This is a course in advanced data structures, the algorithms needed to manipulate these data structures, proofs that the algorithms are correct, and a runtime analysis of the algorithms. Students study advanced data structures such as Red-Black Trees, 2-3 Trees, Heaps, and Graphs. Students also study algorithm design techniques including Greedy Algorithms, Divide and Conquer, Dynamic Programming, and Backtracking. They also learn about NP-Complete problems.

This course is about how to find the best - or at least good - solutions to large problems frequently arising in business, industrial, or scientific settings. Students learn how to model these problems mathematically, algorithms for finding solutions to them, and the theory behind why the algorithms work. Topics include the simplex method, duality theory, sensitivity analysis, and network models. The focus is on linear models and models with combinatorial structure, but some nonlinear models are considered as well. Optimization software is used frequently.

Computer networks have become a fundamental part of our everyday lives, used for everything from social networking to research and commerce. This course introduces the concepts behind modern computer networks and their implementation. It covers the software and hardware architecture of the internet, networking protocols like TCP and IP, how services like Email and the Web work, approaches for reliable and secure communication, and the details of both wired and wireless transmission. Programming exercises reinforce key concepts from the course.

This course is an introduction to the process of generating images with a computer. The emphasis is on the design and use of graphical facilities for two- and three-dimensional graphics. Students study the mathematical theory underlying computer generated graphics, and will implement programs utilizing these techniques. The mathematical topics covered include rotations, translations, and perspective. The core pieces of the graphics pipeline used in current graphics hardware are studied.

Students learn about numerical solutions to linear systems; numerical linear algebra, polynomial approximations (interpolation and extrapolation); numerical differentiation and integration. Students also learn about error analysis and how to select appropriate algorithms for specific problems.

Consideration of a diverse range of problems in computer science from problems in the design of correct and efficient algorithms and the implementation of data structures through problems in the theory of computation.

Declarative programming languages are an important alternative to languages (such as C, C++, and Java) that use the more familiar imperative programming paradigm. This course introduces the functional and logic programming paradigms in depth through assignments in the programming languages Haskell and Prolog. These languages are based on models of computation that are fundamentally different from the von Neumann model underlying imperative programming languages, and exposure to these new paradigms provides valuable perspective on programming and problem solving in general.

Introduction to machine organization, machine structure, data representation, digital logic, and assembly language programming on a RISC based architecture.

This course is a continuation of CSCI 161. It provides an introduction to the study of fundamental data structures and their associated algorithms.
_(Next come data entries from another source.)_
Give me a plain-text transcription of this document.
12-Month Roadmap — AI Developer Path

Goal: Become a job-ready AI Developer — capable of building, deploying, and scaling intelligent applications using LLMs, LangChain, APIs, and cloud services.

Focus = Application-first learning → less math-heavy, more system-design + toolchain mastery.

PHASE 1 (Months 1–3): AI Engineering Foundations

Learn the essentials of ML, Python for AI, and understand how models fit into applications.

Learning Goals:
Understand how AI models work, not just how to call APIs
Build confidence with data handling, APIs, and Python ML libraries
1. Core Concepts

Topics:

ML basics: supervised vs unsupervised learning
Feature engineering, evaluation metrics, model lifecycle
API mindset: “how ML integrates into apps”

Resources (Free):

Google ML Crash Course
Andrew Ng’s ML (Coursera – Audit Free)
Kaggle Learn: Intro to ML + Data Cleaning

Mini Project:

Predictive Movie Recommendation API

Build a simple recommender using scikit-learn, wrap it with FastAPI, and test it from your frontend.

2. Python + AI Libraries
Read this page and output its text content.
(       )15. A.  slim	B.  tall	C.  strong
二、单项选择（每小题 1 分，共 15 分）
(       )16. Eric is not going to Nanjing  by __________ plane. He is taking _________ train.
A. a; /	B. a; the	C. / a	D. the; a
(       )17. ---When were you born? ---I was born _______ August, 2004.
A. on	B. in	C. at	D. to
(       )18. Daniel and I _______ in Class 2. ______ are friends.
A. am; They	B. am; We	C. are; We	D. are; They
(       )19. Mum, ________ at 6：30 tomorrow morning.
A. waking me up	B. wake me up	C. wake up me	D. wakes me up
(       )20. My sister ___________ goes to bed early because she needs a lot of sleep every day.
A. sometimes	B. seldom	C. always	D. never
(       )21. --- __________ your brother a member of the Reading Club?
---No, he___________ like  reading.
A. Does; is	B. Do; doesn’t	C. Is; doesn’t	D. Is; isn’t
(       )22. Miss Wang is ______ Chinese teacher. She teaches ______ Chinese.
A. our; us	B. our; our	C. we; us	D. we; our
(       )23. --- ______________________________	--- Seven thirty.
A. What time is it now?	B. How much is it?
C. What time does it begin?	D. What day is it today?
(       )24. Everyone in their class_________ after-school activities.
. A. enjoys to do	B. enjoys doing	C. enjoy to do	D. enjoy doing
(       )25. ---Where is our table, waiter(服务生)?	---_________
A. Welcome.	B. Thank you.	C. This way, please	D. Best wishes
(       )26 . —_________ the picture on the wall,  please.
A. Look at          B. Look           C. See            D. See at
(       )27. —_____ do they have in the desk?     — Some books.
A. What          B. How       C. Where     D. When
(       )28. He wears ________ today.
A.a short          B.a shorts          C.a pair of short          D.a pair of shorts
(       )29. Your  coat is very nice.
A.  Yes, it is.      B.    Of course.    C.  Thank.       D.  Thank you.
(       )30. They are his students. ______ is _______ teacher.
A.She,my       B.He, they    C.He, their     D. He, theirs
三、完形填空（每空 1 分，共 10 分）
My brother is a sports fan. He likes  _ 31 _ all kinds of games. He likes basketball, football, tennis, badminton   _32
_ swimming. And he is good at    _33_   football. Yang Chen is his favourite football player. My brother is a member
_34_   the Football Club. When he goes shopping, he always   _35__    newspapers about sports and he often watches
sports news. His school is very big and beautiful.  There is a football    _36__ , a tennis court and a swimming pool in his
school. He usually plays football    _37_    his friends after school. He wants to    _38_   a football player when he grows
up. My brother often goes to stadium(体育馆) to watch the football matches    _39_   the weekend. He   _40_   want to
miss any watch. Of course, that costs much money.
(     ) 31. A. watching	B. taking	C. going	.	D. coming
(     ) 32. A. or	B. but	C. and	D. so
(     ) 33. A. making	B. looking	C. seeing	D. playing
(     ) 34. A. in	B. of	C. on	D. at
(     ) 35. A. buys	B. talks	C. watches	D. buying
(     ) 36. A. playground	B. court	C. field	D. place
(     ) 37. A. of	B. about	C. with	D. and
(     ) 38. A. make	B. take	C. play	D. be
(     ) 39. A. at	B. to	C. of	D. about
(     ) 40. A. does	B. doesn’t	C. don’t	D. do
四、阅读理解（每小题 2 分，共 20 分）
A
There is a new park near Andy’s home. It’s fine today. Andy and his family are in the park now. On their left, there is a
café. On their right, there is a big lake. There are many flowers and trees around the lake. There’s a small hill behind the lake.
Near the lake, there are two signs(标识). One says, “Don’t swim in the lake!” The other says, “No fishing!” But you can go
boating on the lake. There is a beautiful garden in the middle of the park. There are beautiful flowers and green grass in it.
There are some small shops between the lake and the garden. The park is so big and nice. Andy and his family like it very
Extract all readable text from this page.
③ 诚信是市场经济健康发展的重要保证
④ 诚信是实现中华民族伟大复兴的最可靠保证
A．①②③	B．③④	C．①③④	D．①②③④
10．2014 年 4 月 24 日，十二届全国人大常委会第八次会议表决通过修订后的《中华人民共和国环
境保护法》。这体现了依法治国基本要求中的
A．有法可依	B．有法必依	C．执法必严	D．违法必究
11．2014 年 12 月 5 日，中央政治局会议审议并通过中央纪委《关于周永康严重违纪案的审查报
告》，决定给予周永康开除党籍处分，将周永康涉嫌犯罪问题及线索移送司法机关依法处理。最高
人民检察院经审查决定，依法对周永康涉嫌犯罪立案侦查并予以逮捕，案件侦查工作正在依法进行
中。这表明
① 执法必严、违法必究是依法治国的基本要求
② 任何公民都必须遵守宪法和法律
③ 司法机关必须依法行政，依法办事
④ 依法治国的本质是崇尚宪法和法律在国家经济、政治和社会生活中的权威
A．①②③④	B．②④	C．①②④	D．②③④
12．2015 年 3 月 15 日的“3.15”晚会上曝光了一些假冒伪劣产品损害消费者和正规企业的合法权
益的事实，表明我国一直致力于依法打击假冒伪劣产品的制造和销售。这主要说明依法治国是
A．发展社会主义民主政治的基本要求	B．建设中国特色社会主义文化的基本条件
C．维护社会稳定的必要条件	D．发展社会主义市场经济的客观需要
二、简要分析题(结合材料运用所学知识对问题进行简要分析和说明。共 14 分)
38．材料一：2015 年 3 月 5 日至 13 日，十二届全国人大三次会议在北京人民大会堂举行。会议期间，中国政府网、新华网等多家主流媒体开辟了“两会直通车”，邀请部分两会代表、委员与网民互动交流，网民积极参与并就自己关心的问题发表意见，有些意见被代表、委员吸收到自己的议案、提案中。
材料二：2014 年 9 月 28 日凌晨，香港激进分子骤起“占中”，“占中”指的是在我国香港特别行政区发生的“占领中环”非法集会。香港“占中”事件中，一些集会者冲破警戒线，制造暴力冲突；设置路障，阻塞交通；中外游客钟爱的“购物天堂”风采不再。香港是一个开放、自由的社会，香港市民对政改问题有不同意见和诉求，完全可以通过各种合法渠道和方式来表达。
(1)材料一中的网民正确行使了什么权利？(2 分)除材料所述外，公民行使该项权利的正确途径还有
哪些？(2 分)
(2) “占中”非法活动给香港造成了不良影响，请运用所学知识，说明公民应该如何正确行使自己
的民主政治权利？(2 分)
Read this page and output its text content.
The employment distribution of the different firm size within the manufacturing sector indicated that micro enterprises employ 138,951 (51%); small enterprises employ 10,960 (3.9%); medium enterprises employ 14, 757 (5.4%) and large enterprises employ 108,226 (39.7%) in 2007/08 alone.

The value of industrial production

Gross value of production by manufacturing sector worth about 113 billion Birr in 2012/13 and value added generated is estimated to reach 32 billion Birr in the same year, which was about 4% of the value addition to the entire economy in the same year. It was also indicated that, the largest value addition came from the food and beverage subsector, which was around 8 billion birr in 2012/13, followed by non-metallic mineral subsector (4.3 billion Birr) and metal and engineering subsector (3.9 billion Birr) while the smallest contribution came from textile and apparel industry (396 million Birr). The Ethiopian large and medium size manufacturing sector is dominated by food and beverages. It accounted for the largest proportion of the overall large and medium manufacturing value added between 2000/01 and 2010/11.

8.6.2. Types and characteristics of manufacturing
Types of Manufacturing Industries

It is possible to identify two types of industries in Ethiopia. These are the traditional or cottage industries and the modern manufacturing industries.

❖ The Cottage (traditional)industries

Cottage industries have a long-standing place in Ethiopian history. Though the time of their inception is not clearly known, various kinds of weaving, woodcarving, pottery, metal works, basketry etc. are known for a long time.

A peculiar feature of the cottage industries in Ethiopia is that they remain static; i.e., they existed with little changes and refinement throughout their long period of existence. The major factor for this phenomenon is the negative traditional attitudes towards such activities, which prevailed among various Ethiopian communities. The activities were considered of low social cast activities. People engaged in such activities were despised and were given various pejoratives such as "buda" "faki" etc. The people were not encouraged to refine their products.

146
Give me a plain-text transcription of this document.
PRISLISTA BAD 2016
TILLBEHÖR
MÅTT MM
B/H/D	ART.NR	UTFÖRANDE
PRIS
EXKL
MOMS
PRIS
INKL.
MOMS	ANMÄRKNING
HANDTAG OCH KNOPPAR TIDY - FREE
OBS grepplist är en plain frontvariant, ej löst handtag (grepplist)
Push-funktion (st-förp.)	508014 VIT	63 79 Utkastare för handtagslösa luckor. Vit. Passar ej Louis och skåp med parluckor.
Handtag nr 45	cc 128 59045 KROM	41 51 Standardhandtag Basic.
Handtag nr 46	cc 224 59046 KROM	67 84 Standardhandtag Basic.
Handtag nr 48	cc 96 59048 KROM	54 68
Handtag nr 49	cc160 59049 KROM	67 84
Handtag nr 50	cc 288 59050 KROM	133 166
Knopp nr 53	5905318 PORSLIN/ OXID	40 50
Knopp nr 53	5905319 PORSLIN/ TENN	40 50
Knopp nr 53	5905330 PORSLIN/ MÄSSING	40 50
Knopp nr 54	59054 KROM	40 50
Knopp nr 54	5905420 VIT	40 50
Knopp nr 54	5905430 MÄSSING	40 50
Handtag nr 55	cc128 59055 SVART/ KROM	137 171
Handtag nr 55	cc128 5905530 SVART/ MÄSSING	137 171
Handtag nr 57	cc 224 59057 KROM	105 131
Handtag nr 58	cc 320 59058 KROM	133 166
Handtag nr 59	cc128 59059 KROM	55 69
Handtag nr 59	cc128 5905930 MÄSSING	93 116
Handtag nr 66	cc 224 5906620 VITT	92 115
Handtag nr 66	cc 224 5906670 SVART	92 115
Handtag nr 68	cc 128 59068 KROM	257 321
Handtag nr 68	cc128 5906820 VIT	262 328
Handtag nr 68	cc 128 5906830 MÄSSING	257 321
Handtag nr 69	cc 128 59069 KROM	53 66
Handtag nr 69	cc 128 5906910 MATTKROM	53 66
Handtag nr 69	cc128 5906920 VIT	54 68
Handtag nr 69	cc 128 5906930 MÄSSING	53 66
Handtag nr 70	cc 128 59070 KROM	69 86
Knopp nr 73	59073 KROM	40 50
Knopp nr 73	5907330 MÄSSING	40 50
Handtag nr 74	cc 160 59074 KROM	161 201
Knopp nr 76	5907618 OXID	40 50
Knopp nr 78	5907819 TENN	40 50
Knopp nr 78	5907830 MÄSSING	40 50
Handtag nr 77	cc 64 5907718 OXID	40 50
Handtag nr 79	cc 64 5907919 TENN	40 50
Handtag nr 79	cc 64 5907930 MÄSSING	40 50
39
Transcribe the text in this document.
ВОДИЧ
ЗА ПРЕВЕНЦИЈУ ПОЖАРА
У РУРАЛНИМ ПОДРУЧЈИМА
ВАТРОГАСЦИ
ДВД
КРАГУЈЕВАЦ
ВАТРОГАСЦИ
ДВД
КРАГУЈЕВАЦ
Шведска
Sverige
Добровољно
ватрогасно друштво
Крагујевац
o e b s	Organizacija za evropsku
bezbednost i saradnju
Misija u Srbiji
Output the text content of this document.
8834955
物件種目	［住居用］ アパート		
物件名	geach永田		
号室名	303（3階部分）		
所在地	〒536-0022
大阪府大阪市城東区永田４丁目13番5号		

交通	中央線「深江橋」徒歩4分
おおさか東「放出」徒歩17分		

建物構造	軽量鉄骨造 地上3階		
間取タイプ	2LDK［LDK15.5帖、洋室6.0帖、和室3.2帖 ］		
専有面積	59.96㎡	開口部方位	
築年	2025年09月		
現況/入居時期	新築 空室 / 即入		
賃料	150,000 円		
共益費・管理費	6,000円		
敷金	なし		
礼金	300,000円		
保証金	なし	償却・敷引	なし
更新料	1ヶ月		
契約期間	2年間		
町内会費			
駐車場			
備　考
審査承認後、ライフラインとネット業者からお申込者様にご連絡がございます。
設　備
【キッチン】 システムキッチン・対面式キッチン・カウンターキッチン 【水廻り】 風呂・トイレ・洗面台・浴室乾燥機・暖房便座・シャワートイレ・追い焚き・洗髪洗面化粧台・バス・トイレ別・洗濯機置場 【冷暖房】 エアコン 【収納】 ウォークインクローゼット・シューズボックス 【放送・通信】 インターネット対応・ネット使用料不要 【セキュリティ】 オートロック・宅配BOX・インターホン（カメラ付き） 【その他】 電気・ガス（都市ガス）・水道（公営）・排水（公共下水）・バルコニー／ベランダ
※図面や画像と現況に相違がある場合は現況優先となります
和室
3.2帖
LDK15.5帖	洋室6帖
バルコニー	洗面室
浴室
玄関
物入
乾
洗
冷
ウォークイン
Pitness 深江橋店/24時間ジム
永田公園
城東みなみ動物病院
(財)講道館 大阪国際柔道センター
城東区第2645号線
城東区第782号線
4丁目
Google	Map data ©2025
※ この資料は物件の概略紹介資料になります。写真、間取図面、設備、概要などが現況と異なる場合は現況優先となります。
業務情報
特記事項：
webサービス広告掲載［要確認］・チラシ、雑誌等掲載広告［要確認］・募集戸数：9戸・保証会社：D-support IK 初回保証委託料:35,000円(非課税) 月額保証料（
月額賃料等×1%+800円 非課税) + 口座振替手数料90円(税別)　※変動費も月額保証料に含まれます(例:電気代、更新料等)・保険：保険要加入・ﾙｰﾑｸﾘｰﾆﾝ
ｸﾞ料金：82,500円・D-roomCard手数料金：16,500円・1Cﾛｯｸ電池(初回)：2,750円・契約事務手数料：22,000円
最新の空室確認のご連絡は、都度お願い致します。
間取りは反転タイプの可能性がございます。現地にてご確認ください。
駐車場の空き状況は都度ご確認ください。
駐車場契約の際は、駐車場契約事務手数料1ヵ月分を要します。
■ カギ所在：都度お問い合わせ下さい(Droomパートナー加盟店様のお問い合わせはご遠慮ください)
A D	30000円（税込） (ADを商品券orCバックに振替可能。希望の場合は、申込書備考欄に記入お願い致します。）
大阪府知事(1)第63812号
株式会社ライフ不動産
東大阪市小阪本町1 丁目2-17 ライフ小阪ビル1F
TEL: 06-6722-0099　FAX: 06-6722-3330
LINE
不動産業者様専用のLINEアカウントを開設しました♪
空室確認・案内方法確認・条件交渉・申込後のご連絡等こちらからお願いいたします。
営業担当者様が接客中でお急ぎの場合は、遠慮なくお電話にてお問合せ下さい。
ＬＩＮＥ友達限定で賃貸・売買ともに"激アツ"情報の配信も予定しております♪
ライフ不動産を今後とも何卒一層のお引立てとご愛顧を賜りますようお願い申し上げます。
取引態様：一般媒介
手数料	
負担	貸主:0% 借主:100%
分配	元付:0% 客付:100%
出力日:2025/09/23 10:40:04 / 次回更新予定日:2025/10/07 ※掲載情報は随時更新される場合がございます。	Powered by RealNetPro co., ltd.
Students learn how to choose appropriate data structures and algorithms for particular problems. They learn about lists, stacks, queues, trees, sorting, searching, abstract data types, and object-oriented programming using an object-oriented programming language. A weekly laboratory is required.

Students study the design and implementation of large software systems. Topics include design methodologies, programming team organization, and management, program verification and maintenance, design patterns and software engineering tools.